Readers should consider some limitations of the model I used here. My model inadequately portrays situations where direct costs of female choice impact sexual selection. Direct costs of choice could considerably impact female survival and therefore a full analysis of the life-history implications of sexual selection needs to include a model of the female life-history. Indirect costs, such as increasing frequency of germ-line mutations with male age also greatly affect female choice evolution in long-lived organisms (Beck & Promislow, 2007; Hansen & Price, 1999). Female choice also depends on female condition, which could produce strong negative linkage disequilibrium (i.e., negative correlations) between condition loci and preference loci under selection against the trait. Condition-dependent female choice could therefore broaden the range of parameters where an age-dependent trait can evolve. The trait function I used here also has somewhat narrow applicability, as it strongly favors old males: age-dependent traits in nature probably favor intermediate-aged males, who have become attractive but have not deteriorated considerably (Brooks & Kemp, 2001). A more physiologically realistic trait function would peak in middle-age (Johnson & Hixon, 2011), but would tell us little more about the evolution of the preference without considering costs of mating with old (versus intermediate-aged) males. I chose the small maximum age of 2 for computational efficiency. Three age classes also yielded young, middle- and old-aged males without producing old males with enormously exaggerated traits. When males had more age classes, old-age traits became very large and far too advantageous to analyze the tension between sexual selection and viability selection. Males in nature live in more complex age-structured populations with more than three age-classes. My model also uses an effectively infinite population size and overestimates the effect of old males in the population. The effective population size of old age-classes could diminish or fluctuate and drift could eliminate alleles for indicator traits.

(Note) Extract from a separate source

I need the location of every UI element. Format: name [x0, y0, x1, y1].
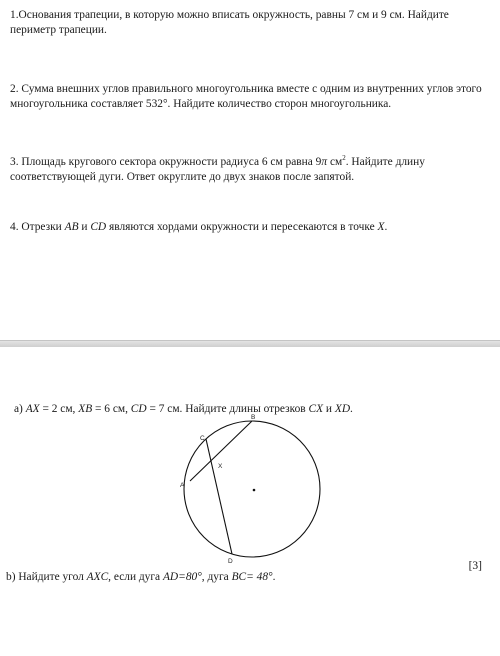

Age-dependent signaling offers a testable hypothesis relating life-histories and sexual selection. Researchers should check independent developments of iteroparity and reduced adult mortality for association with age-dependent sexual signals. The weakening of selection associated with lifespan development should facilitate sexual selection by concomitant reductions in selection against outrageous traits at older ages. Further modeling should ask whether senescence and accumulation of mutations could weaken this prediction.